I'm guessing I'm the only one that really loved this movie. Which is okay, since I'm all right with being an outsider on this one. I mean, this is a very odd movie and a good portion of your average movie goers are going to HATE it. I understand that and fully warn you out there. Keep an open mind or suffer the consequences.
"Dark Country" follows a recently married couple as they go to travel from Las Vegas to California by driving through the desert at night. They come across a wrecked car and when they decide to help the injured man they set off a series of intense events that will forever end their world.
The reason for this oddball feeling is that Tom Jane in his directorial debut, decided to make "Dark Country" in the vein of a 60s style Twilight Zone/Hitchcock thriller. In all honesty, he accomplishes this quite evenhandedly. Intense close ups, odd nightmarish angels, significant work with shadows, odd color schemes, and the instantly obvious green screen shots in the car (which is where the majority of this film actually occurs). As a big fan of those early thrillers and film noir, this shot right up my ally. The feel, the approach, the campy story, they all worked on my film love immensely. Even the acting from Tom Jane and his female cohort are in that style of over the top and melodramatic 60s work. Modern movie goers are going to probably watch it and blow a raspberry and give the screen the bird though because of this. It's definitely not a 'modern' film and doesn't play itself to be that way, although some of the dialogue is very modern...like say the f-word.
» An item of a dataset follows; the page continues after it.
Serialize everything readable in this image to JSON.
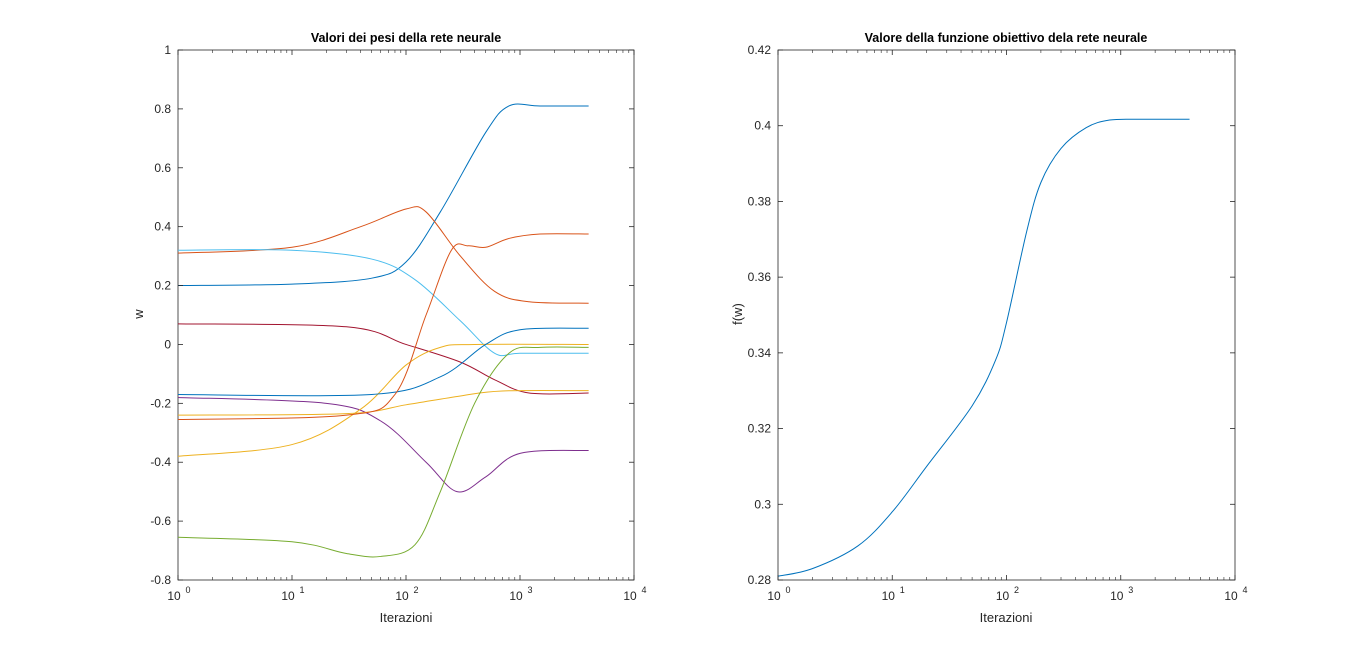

So if you are not a fan of older style film making, or film noir, and I'm not talking about all the people that claim this film to be a "Sin City" rip-off - if you knew anything about film history and style then you would know that to be bull shit and that both are modern noir films - then you are going to hate this one too. But if you keep an open mind you are going to dig this one. Oh and don't blink at the end of the film, you might miss a pertinent clue to the 'how' of its somewhat hazy ending.